Finished the Bexhill 5km with Jac Ginn
Finished the Bexhill 5km with Jac Ginn

Brighton Trailblazer 10km

The second race I found to do was a 10km trail run near Brighton, on the final Sunday of the month, which I convinced my husband that we should do before returning for our friends birthday celebrations later in the day. We also took Kev along with us, to take on this hilly course set over a section of the South Downs.

The start of the race was very crowded, and if you are at all competitive I would suggest getting as close to the start line as possible. The start was up a narrow track where we were basically queued up to cross the line, and we were near the back of the line, once we were off it stayed very narrow for about a mile and it was really difficult to overtake people.

The scenery during this race was nothing short of beautiful. Running over hills, overlooking the sea, which was a deep blue on a gorgeous summers day, through shady wooded paths, and over grassy farmland.

The race finished with a nice downhill section and offers you a medal and a selection of cakes at the finish.

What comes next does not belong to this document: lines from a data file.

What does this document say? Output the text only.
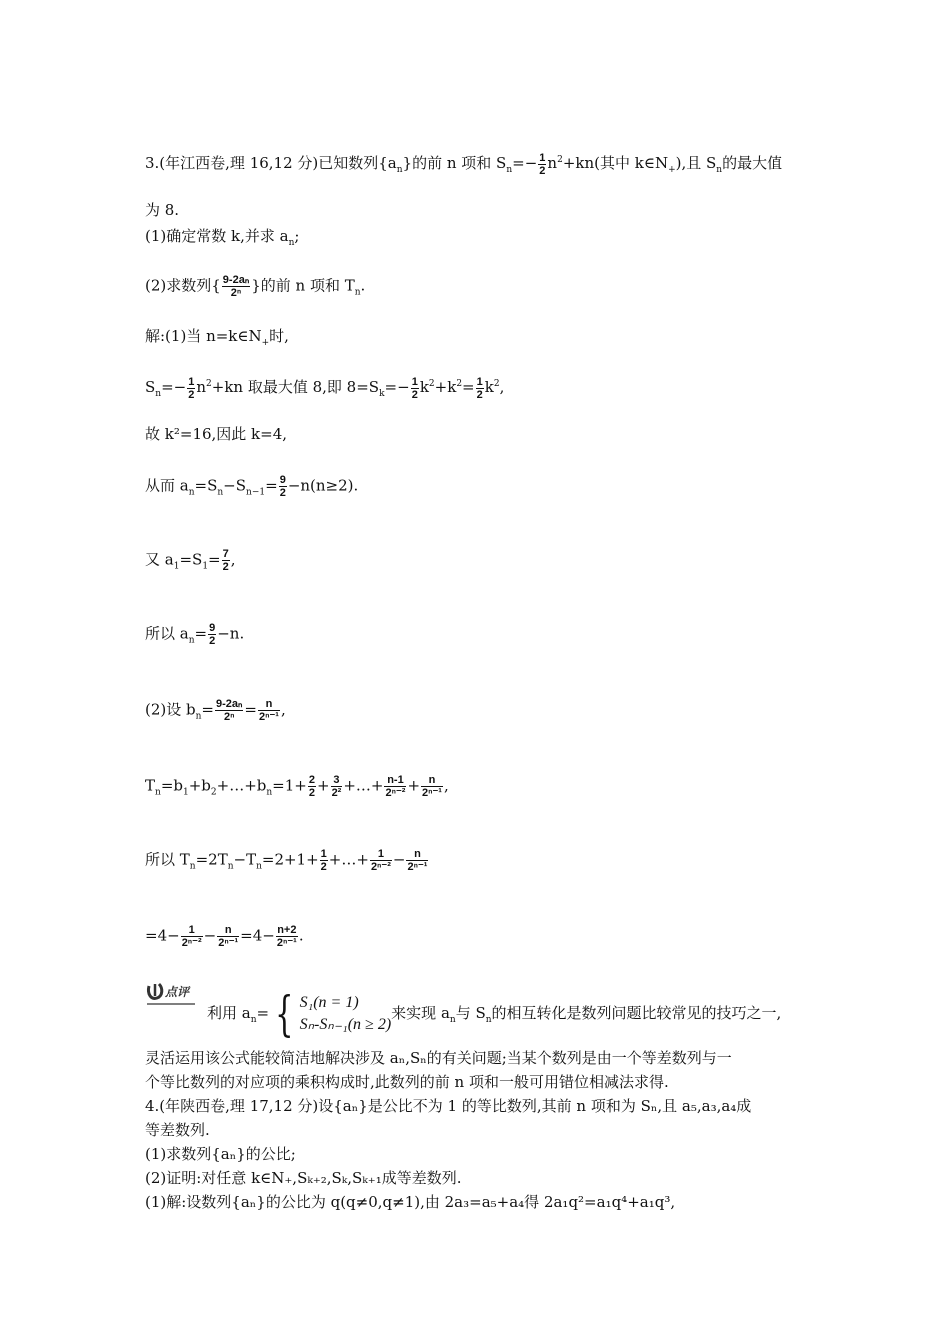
3.(年江西卷,理 16,12 分)已知数列$\{a_n\}$的前 n 项和 $S_n=- \frac{1}{2} n^2+kn$(其中 $k\in N_+$),且 $S_n$的最大值
为 8.
(1)确定常数 k,并求 $a_n$;
(2)求数列{ $\frac{\text{9-2aₙ}}{\text{2ⁿ}}$ }的前 n 项和 $T_n$.
解:(1)当 $n=k\in N_+$时,
$S_n=- \frac{1}{2} n^2+kn$ 取最大值 8,即 $8=S_k=- \frac{1}{2} k^2+k^2= \frac{1}{2} k^2$,
故 k²=16,因此 k=4,
从而 $a_n=S_n-S_{n-1}= \frac{9}{2} -n(n\ge 2)$.
又 $a_1=S_1= \frac{7}{2}$ ,
所以 $a_n= \frac{9}{2} -n$.
(2)设 $b_n= \frac{\text{9-2aₙ}}{\text{2ⁿ}} = \frac{n}{\text{2ⁿ⁻¹}}$ ,
$T_n=b_1+b_2+\dots+b_n=1+ \frac{2}{2} + \frac{3}{\text{2²}}$ +…+ $\frac{n-1}{\text{2ⁿ⁻²}} + \frac{n}{\text{2ⁿ⁻¹}}$ ,
所以 $T_n=2T_n-T_n=2+1+ \frac{1}{2}$ +…+ $\frac{1}{\text{2ⁿ⁻²}} - \frac{n}{\text{2ⁿ⁻¹}}$
$=4- \frac{1}{\text{2ⁿ⁻²}} - \frac{n}{\text{2ⁿ⁻¹}} =4- \frac{n+2}{\text{2ⁿ⁻¹}}$ .
点评
利用 $a_n=$ { S₁(n = 1)
Sₙ-Sₙ₋₁(n ≥ 2)
来实现 $a_n$与 $S_n$的相互转化是数列问题比较常见的技巧之一,
灵活运用该公式能较简洁地解决涉及 aₙ,Sₙ的有关问题;当某个数列是由一个等差数列与一
个等比数列的对应项的乘积构成时,此数列的前 n 项和一般可用错位相减法求得.
4.(年陕西卷,理 17,12 分)设{aₙ}是公比不为 1 的等比数列,其前 n 项和为 Sₙ,且 a₅,a₃,a₄成
等差数列.
(1)求数列{aₙ}的公比;
(2)证明:对任意 k∈N₊,Sₖ₊₂,Sₖ,Sₖ₊₁成等差数列.
(1)解:设数列{aₙ}的公比为 q(q≠0,q≠1),由 2a₃=a₅+a₄得 2a₁q²=a₁q⁴+a₁q³,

It comes up slightly short of 10km and doesn’t include a water stop on route but both of these things were clear on the website before you signed up so there were no surprises. It seemed well organised, and really was a lovely pretty run.

Finished with Kev and Phil
Finished with Kev and Phil

And that brings July to a close, as with this month, I’ve not got anything booked in yet for August, but it’s unlikely to stay that way for long!